Recent reports have indicated tensions could exist between Google and Samsung, but were downplayed by Google CFO and Senior Vice President Patrick Pichette as well as Samsung Mobile Chief JK Shin. Although their working relationship is probably amicable, I have to believe that there is a little uneasiness at Google. Consumers continue to buy Samsung Galaxy branded phones in droves. So much so that 40% of all Android phones sold are Samsung branded. In fact, Samsung has sold 200 million more phones than the next Android manufacturer.
On one hand, Google should be delighted in what Samsung has accomplished. Android is now a dominating mobile OS, and a big thanks has to go to Samsung for being a big part of that. On the other hand, it’s never a good idea for one entity to have such a large piece of the pie. Companies with too much power can dictate and give less choice to consumers. If Google had their choice, every manufacturer would be equally as successful, but unfortunately it doesn’t work that way in the real world.
Now I am not about to tell you that Samsung will become a dictator and start demanding a bigger piece of the revenue from Google, but Samsung is a corporation and ultimately they will make decisions that give them the most profit. There’s nothing wrong with that, it’s capitalism at its finest.

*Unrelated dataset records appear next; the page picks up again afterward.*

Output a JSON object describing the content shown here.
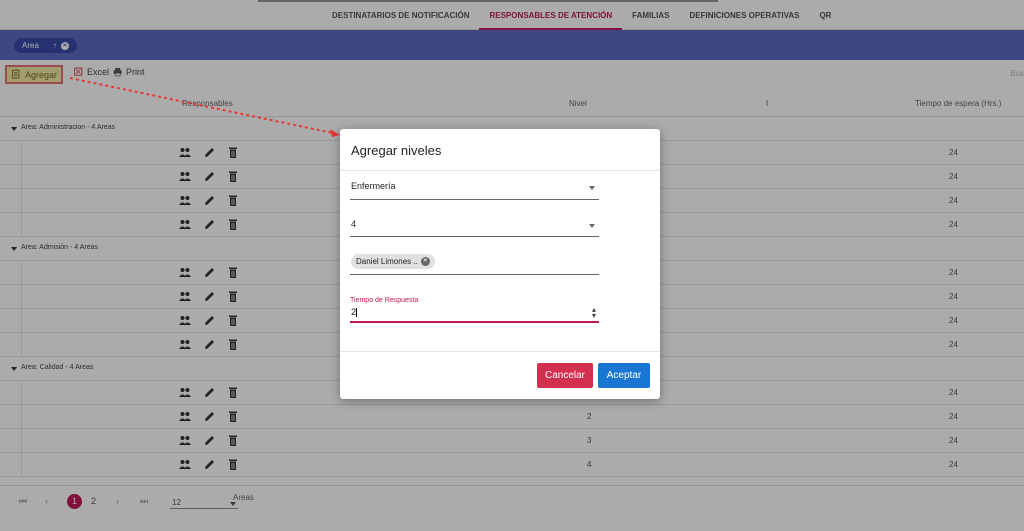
{
  "tabs": [
    {
      "label": "DESTINATARIOS DE NOTIFICACIÓN",
      "active": false
    },
    {
      "label": "RESPONSABLES DE ATENCIÓN",
      "active": true
    },
    {
      "label": "FAMILIAS",
      "active": false
    },
    {
      "label": "DEFINICIONES OPERATIVAS",
      "active": false
    },
    {
      "label": "QR",
      "active": false
    }
  ],
  "group_chip": {
    "label": "Area",
    "sort_arrow": "↑"
  },
  "toolbar": {
    "agregar": "Agregar",
    "excel": "Excel",
    "print": "Print",
    "buscar": "Bus"
  },
  "columns": {
    "responsables": "Responsables",
    "nivel": "Nivel",
    "extra": "I",
    "tiempo": "Tiempo de espera (Hrs.)"
  },
  "groups": [
    {
      "label": "Area: Administracion - 4 Areas",
      "rows": [
        {
          "nivel": "",
          "tiempo": "24"
        },
        {
          "nivel": "",
          "tiempo": "24"
        },
        {
          "nivel": "",
          "tiempo": "24"
        },
        {
          "nivel": "",
          "tiempo": "24"
        }
      ]
    },
    {
      "label": "Area: Admisión - 4 Areas",
      "rows": [
        {
          "nivel": "",
          "tiempo": "24"
        },
        {
          "nivel": "",
          "tiempo": "24"
        },
        {
          "nivel": "",
          "tiempo": "24"
        },
        {
          "nivel": "",
          "tiempo": "24"
        }
      ]
    },
    {
      "label": "Area: Calidad - 4 Areas",
      "rows": [
        {
          "nivel": "",
          "tiempo": "24"
        },
        {
          "nivel": "2",
          "tiempo": "24"
        },
        {
          "nivel": "3",
          "tiempo": "24"
        },
        {
          "nivel": "4",
          "tiempo": "24"
        }
      ]
    }
  ],
  "pager": {
    "first": "⏮",
    "prev": "‹",
    "current": "1",
    "next_page": "2",
    "next": "›",
    "last": "⏭",
    "page_size": "12",
    "label": "Areas"
  },
  "modal": {
    "title": "Agregar niveles",
    "area_value": "Enfermería",
    "nivel_value": "4",
    "responsable_chip": "Daniel Limones ..",
    "tiempo_label": "Tiempo de Respuesta",
    "tiempo_value": "2",
    "cancel_label": "Cancelar",
    "ok_label": "Aceptar"
  },
  "colors": {
    "accent": "#c2185b",
    "groupbar": "#5c6bc0",
    "cancel": "#d32f4f",
    "accept": "#1976d2",
    "annotation": "#e53935"
  }
}
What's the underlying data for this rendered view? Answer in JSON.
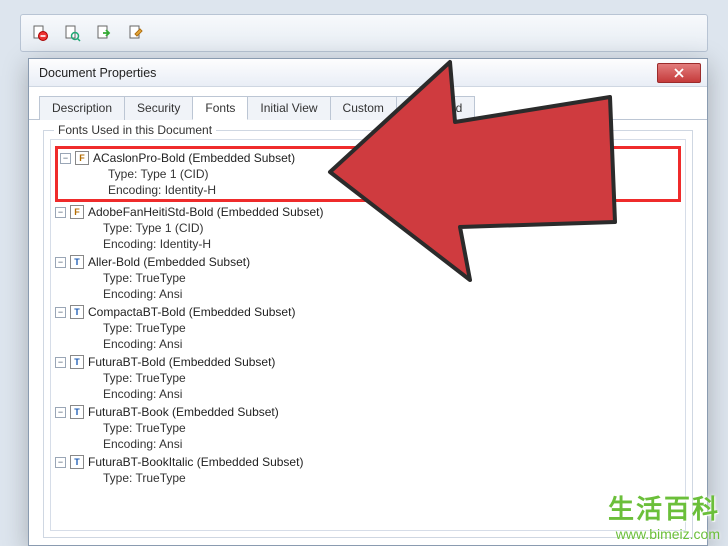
{
  "toolbar": {
    "icons": [
      "doc-remove",
      "doc-search",
      "doc-export",
      "doc-edit"
    ]
  },
  "dialog": {
    "title": "Document Properties",
    "tabs": [
      {
        "label": "Description"
      },
      {
        "label": "Security"
      },
      {
        "label": "Fonts"
      },
      {
        "label": "Initial View"
      },
      {
        "label": "Custom"
      },
      {
        "label": "Advanced"
      }
    ],
    "active_tab": 2,
    "group_legend": "Fonts Used in this Document"
  },
  "fonts": [
    {
      "name": "ACaslonPro-Bold (Embedded Subset)",
      "type_line": "Type: Type 1 (CID)",
      "encoding_line": "Encoding: Identity-H",
      "icon": "type1",
      "highlighted": true
    },
    {
      "name": "AdobeFanHeitiStd-Bold (Embedded Subset)",
      "type_line": "Type: Type 1 (CID)",
      "encoding_line": "Encoding: Identity-H",
      "icon": "type1",
      "highlighted": false
    },
    {
      "name": "Aller-Bold (Embedded Subset)",
      "type_line": "Type: TrueType",
      "encoding_line": "Encoding: Ansi",
      "icon": "tt",
      "highlighted": false
    },
    {
      "name": "CompactaBT-Bold (Embedded Subset)",
      "type_line": "Type: TrueType",
      "encoding_line": "Encoding: Ansi",
      "icon": "tt",
      "highlighted": false
    },
    {
      "name": "FuturaBT-Bold (Embedded Subset)",
      "type_line": "Type: TrueType",
      "encoding_line": "Encoding: Ansi",
      "icon": "tt",
      "highlighted": false
    },
    {
      "name": "FuturaBT-Book (Embedded Subset)",
      "type_line": "Type: TrueType",
      "encoding_line": "Encoding: Ansi",
      "icon": "tt",
      "highlighted": false
    },
    {
      "name": "FuturaBT-BookItalic (Embedded Subset)",
      "type_line": "Type: TrueType",
      "encoding_line": "",
      "icon": "tt",
      "highlighted": false
    }
  ],
  "watermark": {
    "text": "生活百科",
    "url": "www.bimeiz.com"
  }
}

So how does Samsung’s dominance leave Google vulnerable? The bottomline is that 40% is a very powerful slice of the pie and represents a considerable amount of power. That power doesn’t mean they become the “Evil Empire”, but depending on what Samsung does in the future, it could have a major impact on Google and specifically Android. What would happen if Samsung were to leave Android? I know this idea has come up before and everyone assumes that since they are so successful with Android, they would never leave. It’s rather simple, corporations like to make more money, and if any Android manufacturer is in a position to leave, it’s Samsung.
Samsung has spent a considerable amount of money over the last few years creating a brand that is as powerful as Apple’s. At the same time, they have developed their own software features. All of these features are Samsung branded such as S Beam, AllShare, AirVIew, Smart Pause, and so on. I lost track, but I think Samsung unveiled at least 15 new features during the Galaxy S 4 event. Although Samsung phones utilize Android, you don’t see that word anywhere in their advertising. The only time you ever see “Android” is in press releases or when they need to tell you what version of Android a particular device is running. In fact, during the Galaxy S 4 Unpacked event, they only mentioned Android once for the entire 50 minutes. This is something that all Android manufacturers do because it’s their way of creating differentiation. By skinning Android, they make it “seem” like it’s their own OS. In Samsung’s case it’s TouchWiz that consumers know. Hardcore Android users know the difference, but do mainstream consumers? It’s unlikely that the average Galaxy S or Note buyer is concerned about Android or any other OS as long as the TouchWiz user experience is similar.
At the same time, TouchWiz is only the look. It’s the software features like S Beam, Smart Pause, etc. that are selling phones. The difference is Samsung does it better than anyone else. With all these proprietary features, they are able to create a brand similar to Apple’s. They even go so far as to make their own version of Google Translate. S Translate (unveiled last week) is actually inferior, but I guarantee you that the average consumer will soon know more about S Translate, and they are unlikely to ever know Google Translate is a better alternative.
So where does Samsung go if they leave Android? Well it certainly won’t be Windows Phone. Samsung won’t leave Android just to be in another situation where someone else is in control. All things point to Tizen for now, but it could be something entirely different. It’s no secret that Samsung will unveil their first Tizen-based phone this fall. The only issue Samsung has in leaving Android is app development, but at this point Samsung has the money to push development. They are already creating relationships with many top level developers from various contests they have held over the years. They even have their own branded app store that’s ready to go if needed.
The good news for Google is if Samsung were to leave, it won’t happen for a while. Additionally, since Google makes money with ads, it’s unlikely a Samsung departure would hurt them dramatically since Samsung would most likely continue to utilize some Google services other than the Play Store. Still, if Samsung were to take 40% of the Android user base with them, it would be a hard pill to swallow for Android as a whole. So what can Google do? They are already doing it actually. The purchase of Motorola last year was the first step in the process. It was never about the patents because Motorola was never all that successful with their patents against Apple. The second step was the poaching of Samsung’s VP of marketing, Brian Wallace because Google wants to build their brand and take back some control. They’re not looking to hurt other Android manufacturers, but at the same time, they don’t want to get hurt by other Android manufacturers. Google is just doing what every smart company does, and that is prepare for the worst. Samsung may never leave Android, but the strong possibility does exist, and it behooves Google to make moves that will lessen the blow if it ever happens. Should Google be wary of Samsung? You’re darn right they should. and I believe they are.